Absolument. L’anachronisme rend bête et pousse au fanatisme. Il pousse à vouloir soumettre le passé, à le remodeler intégralement pour le faire correspondre aux exigences de l’idéologie dominante des temps présents. À travers cela se dévoile une tentation totalitaire, d’un monde intégralement soumis à la logique d’une idée qui prétend le remodeler sans tolérer la moindre résistance. Je redoute un monde, qui viendra, hélas, où évoquer la mémoire du général de Gaulle ou de Napoléon deviendra impossible ou passera pour un dérapage. On nous invite aujourd’hui à développer une mémoire non-eurocentrée de la civilisation européenne, et même, à penser l’Europe contre elle-même, comme s’il fallait faire son procès en permanence. Demande-t-on aux Africains de développer une mémoire non-afrocentrée de l’Afrique ? Ou à la Chine de désiniser sa conscience historique ? Ce qui se dévoile, à travers cette dynamique idéologique, c’est un terrible dévitalisation, qui pousse notre civilisation vers une forme de suicide expiatoire. Nous avons le droit de nous y opposer.
Plus généralement, quel rapport devons-nous entretenir avec notre passé ?

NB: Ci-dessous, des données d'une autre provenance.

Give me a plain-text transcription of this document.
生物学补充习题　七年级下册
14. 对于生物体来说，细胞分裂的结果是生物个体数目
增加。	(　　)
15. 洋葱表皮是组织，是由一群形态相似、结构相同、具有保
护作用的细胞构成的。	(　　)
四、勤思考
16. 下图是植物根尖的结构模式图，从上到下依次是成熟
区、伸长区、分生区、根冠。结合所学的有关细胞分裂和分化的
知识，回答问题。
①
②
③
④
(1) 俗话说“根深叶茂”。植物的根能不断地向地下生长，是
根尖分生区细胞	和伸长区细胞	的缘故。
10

Un rapport apaisé, à bien des égards. Un rapport d’admiration, souvent. Un rapport critique, parfois. Un rapport qui puise à la diversité des sources qui irriguent notre civilisation. Nous devons nous délivrer de la repentance et de la manie de l’expiation perpétuelle. L’histoire occidentale n’est pas celle d’une grande noirceur dont il faudrait s’affranchir, et dont on sortirait à peine grâce à la révolution diversitaire. Le progressisme nous pousse à toujours diaboliser ce qui, dans le passé, n’annonce pas sa marche triomphante. C’est moins avec le passé, qu’il faut rompre, qu’avec cette philosophie qui pousse à la névrose.
Source: Famille chrétienne. 17 juin 2020.
Universitaire, essayiste et chroniqueur québécois, Mathieu Bock-Côté est un sociologue formé à l’UQAM, d’orientation indépendantiste et conservatrice. Il s’intéresse à la sociologie politique.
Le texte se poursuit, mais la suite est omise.